Bernie: You’ve led the organization for 17 years. Administration can be a headache—what keeps you energized?

Paul: Two jobs: run Long Island Cares with my amazing team, and honor Harry’s legacy. He’s been gone 45 years, but explaining who he was to the next generation is a joy.

Bernie: His death shook Long Island. Remind listeners what happened.

Paul: July 16, 1981. On his way from Huntington Bay to a label meeting in Manhattan, his car was struck by a tractor-trailer on the LIE and caught fire. He died later that day at Nassau University Medical Center. He was just 38.

Programs, pets, and fundraising

Bernie: What signature events keep the mission moving?

Paul: An annual charity golf outing, small donor-hosted gatherings, and our “Paws Walk” to support Baxter’s Pet Pantry. During the 2009 recession families told us they couldn’t feed their pets, so we opened the nation’s first freestanding pet-food pantry—now replicated nationwide. Corporate partners like Petco and PetSmart, plus donors, help us raise about $10 million annually.

Volunteers—the ordinary heroes

Bernie: How big is your volunteer army?

Paul: Over 2 500. We have “super-volunteers” in the warehouse three days a week sorting and repacking food, others on our satellite sites or at special events. Corporate teams—from Bank of America to PSEG Long Island—spend service days with us, and many leave shocked by the scale of need.

Trends and challenges ahead

Bernie: Is food insecurity improving since COVID?

Paul: Unfortunately not. During the pandemic we saw a 74 percent spike. We hoped numbers would fall when things reopened, but economic pressures—housing, healthcare, inflation—have kept demand up about 30 percent above pre-COVID levels. Some pantries report 50 percent more clients than a year ago. I don’t see it easing soon.

Shared fight against hate

Bernie: I notice the blue square pin on your lapel—a show of solidarity against antisemitism. Thank you.

Paul: I’m Jewish; my grandparents came from Poland, Ukraine, and Russia. Rising antisemitism troubles me, and the Stand Up to Jewish Hate blue-square campaign resonated. Like HMTC, Long Island Cares depends on volunteers and education to build tolerance.

Bernie: Social media spreads hate faster than ever. Our job—yours with hunger, ours with Holocaust education—is to flood the zone with truth and empathy.
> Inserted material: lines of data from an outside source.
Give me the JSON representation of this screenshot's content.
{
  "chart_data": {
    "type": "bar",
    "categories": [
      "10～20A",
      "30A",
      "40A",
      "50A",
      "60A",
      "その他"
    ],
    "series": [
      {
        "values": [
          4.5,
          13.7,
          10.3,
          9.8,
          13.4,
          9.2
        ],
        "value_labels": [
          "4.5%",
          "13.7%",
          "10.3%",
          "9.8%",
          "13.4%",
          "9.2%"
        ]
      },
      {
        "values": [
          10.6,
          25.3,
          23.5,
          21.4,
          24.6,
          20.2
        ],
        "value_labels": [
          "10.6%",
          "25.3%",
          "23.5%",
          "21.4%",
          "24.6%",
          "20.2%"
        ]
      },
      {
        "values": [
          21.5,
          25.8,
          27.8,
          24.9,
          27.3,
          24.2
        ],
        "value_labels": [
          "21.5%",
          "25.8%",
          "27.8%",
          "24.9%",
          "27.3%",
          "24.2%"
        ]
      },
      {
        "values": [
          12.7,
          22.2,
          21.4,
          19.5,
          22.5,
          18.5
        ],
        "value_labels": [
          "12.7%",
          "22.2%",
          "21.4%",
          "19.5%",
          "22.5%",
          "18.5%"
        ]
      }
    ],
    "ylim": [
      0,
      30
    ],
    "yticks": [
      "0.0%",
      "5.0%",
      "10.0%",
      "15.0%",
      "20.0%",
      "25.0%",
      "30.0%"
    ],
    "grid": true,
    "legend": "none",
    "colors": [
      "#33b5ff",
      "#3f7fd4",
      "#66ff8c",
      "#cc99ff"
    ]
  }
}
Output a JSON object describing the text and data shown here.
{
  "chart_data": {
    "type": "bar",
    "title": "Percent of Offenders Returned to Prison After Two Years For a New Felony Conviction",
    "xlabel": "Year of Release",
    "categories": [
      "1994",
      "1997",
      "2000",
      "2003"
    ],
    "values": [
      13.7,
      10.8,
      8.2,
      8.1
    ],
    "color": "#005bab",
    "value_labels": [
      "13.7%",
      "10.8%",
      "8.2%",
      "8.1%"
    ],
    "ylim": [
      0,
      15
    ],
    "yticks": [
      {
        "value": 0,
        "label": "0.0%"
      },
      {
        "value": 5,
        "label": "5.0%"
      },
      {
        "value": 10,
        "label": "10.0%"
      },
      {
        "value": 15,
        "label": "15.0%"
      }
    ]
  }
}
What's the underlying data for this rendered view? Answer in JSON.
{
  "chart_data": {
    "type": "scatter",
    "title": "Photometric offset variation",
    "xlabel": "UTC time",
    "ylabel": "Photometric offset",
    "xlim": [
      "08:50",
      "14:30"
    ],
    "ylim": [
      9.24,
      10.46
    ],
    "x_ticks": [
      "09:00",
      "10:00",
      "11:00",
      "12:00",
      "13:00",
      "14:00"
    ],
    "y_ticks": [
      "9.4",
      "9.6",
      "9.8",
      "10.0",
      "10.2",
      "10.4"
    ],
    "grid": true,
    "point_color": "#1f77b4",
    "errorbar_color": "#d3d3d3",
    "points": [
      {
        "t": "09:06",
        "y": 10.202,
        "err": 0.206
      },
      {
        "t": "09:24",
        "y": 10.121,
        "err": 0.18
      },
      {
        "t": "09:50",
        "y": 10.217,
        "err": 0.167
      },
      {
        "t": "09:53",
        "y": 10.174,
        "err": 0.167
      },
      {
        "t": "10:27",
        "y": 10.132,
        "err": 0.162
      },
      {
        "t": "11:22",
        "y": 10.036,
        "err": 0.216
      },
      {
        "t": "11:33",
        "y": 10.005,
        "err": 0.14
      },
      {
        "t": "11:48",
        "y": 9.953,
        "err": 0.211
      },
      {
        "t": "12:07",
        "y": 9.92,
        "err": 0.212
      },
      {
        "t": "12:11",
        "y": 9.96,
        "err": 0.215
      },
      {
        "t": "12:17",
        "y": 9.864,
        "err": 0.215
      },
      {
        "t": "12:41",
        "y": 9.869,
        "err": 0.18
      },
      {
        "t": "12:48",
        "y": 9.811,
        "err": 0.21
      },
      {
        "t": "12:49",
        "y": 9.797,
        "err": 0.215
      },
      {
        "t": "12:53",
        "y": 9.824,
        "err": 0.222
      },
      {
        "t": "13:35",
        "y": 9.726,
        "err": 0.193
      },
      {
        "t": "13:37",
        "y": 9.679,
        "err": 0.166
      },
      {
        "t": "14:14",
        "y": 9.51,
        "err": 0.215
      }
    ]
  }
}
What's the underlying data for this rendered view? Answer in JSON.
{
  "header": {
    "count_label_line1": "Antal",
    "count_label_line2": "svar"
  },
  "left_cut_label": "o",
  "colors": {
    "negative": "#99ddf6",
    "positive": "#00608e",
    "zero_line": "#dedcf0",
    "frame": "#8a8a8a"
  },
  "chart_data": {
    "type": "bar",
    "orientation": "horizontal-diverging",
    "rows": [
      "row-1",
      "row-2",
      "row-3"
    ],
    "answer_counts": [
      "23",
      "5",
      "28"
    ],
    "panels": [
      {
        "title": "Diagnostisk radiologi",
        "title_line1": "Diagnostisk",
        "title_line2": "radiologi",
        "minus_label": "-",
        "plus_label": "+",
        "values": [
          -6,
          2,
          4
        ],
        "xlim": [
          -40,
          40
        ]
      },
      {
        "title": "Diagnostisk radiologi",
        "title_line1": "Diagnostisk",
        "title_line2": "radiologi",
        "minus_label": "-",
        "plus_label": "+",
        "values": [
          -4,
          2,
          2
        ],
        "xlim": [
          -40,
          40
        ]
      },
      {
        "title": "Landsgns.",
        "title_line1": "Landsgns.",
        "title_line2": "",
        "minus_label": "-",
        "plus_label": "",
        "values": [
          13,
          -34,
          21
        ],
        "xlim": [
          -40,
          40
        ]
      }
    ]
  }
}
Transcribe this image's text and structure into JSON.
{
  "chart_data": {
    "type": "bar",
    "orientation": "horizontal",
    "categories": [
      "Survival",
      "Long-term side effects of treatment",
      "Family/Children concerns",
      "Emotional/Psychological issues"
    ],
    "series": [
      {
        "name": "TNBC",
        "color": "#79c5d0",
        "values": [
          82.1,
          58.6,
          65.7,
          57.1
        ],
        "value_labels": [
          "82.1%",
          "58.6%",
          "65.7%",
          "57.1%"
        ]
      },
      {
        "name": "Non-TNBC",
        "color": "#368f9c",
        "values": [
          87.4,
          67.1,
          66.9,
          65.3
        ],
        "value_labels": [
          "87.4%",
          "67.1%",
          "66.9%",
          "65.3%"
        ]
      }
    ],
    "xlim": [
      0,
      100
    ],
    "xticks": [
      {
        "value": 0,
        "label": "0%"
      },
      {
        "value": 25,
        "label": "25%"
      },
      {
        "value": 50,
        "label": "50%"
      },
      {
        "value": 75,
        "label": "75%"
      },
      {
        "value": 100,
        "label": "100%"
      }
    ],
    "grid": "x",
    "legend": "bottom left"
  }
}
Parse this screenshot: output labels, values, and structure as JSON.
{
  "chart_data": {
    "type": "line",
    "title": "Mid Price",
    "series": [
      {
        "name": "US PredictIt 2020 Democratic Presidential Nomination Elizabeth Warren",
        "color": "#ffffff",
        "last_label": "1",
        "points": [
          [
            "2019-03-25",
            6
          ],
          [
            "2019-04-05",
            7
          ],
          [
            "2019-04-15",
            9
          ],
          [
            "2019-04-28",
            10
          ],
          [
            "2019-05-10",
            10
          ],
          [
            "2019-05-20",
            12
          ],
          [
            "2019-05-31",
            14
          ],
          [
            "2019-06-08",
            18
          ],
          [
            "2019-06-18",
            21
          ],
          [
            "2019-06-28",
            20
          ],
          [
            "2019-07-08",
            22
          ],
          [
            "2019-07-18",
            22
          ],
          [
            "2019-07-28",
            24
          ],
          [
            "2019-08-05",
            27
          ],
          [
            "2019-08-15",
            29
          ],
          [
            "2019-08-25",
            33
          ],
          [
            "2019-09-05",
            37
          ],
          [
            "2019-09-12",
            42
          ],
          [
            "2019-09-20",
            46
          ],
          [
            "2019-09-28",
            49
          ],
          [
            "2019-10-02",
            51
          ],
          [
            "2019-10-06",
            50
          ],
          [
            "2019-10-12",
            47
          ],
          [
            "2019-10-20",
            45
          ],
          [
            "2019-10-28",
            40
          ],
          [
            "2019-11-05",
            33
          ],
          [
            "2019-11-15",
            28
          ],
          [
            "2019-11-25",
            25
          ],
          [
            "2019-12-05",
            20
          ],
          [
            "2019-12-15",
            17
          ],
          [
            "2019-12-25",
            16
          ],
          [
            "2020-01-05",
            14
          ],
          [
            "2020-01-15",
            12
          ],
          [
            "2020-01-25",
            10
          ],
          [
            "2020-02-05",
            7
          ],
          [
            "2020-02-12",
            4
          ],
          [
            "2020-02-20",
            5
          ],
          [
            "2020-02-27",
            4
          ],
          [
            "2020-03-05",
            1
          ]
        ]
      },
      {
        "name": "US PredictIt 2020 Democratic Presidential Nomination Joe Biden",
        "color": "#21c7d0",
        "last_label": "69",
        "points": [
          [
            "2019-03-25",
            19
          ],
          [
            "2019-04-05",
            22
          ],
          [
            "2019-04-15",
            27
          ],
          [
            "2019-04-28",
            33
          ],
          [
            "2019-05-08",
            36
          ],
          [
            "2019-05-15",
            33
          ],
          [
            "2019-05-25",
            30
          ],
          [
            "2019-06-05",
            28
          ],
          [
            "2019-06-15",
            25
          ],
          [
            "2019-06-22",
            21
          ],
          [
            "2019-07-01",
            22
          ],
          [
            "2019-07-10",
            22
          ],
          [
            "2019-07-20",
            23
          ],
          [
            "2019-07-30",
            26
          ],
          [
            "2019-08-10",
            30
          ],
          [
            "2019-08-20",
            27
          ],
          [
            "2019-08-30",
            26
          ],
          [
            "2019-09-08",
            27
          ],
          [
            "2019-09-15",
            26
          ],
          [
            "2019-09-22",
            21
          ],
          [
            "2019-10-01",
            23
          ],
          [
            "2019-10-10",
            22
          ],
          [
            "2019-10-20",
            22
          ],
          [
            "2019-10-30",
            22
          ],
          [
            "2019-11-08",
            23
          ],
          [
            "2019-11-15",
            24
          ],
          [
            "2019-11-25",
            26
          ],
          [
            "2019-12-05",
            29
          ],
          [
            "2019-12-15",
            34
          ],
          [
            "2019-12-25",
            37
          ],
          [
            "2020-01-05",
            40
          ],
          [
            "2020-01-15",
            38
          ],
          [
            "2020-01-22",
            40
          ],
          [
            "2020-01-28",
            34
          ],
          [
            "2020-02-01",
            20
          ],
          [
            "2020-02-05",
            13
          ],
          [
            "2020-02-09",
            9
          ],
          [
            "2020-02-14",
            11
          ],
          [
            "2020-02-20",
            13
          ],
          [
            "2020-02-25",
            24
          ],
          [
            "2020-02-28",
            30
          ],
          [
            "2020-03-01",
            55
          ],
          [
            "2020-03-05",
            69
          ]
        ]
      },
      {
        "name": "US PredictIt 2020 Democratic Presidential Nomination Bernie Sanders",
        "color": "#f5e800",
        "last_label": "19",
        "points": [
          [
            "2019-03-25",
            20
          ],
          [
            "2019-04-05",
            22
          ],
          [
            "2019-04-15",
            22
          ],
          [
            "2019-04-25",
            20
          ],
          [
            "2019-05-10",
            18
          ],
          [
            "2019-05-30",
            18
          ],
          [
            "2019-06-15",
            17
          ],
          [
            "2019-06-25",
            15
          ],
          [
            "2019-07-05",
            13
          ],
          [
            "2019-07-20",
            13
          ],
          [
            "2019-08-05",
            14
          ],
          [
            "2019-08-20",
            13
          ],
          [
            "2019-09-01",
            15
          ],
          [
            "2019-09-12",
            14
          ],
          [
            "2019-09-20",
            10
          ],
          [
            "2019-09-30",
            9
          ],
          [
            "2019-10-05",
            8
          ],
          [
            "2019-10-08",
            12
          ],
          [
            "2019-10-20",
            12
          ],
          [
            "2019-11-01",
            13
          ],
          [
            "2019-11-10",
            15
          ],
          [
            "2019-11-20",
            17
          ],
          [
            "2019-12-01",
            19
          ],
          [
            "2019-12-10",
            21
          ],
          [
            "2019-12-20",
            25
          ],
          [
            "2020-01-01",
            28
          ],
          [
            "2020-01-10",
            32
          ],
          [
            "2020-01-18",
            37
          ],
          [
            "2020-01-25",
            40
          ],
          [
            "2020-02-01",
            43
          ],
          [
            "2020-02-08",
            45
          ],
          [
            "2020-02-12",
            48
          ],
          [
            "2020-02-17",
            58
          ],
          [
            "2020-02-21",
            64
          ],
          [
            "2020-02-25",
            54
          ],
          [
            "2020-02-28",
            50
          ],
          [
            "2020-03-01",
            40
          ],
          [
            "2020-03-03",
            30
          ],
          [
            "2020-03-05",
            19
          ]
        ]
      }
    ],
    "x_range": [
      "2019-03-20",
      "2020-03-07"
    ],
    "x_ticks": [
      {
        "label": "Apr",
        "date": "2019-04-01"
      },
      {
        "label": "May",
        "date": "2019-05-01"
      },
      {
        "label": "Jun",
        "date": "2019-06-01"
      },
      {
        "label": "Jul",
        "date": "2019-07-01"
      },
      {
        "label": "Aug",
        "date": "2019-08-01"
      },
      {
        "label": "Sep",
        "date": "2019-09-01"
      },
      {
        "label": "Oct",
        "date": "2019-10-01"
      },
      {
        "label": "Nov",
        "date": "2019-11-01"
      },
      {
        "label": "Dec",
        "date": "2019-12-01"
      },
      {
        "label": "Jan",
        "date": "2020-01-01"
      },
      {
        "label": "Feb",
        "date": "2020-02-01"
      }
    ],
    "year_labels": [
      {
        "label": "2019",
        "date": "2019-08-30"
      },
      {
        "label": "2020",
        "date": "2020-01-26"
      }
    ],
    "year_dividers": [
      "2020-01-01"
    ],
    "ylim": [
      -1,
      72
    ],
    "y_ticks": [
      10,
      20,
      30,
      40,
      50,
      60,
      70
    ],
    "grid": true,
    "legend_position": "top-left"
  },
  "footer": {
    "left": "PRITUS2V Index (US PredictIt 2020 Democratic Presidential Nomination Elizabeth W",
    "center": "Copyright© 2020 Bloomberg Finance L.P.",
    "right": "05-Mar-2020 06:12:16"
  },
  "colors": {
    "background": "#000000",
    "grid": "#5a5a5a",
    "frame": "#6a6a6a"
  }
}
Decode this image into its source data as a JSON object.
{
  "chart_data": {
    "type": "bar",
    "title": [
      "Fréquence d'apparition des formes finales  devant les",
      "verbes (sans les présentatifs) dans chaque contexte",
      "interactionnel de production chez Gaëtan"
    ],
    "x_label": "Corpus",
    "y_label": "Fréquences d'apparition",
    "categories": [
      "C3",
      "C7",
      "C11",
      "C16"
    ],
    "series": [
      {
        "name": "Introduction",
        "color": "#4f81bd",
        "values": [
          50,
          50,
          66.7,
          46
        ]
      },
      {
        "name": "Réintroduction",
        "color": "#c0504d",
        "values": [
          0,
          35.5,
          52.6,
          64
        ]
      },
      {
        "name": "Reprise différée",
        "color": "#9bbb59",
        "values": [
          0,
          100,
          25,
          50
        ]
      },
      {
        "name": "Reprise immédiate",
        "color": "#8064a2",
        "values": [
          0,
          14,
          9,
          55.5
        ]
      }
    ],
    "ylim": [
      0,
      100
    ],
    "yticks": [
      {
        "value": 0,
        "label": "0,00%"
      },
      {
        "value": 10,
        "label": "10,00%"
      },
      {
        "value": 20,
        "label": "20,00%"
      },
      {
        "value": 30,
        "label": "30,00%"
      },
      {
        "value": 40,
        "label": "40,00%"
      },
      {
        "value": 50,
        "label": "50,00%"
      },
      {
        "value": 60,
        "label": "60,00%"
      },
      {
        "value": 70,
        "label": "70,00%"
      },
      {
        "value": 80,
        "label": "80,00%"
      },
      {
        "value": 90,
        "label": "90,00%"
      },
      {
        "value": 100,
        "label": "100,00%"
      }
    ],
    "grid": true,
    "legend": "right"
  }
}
Paul: Exactly. And engaging young people—online and in person—is key.

Closing thoughts

Bernie: Paul, you’ve enlightened us about food insecurity, Harry Chapin’s vision, and the incredible work Long Island Cares does every day. Thank you for carrying the torch so brilliantly, and may your team continue to thrive.

Paul: Thank you, Bernie. It’s been an honor.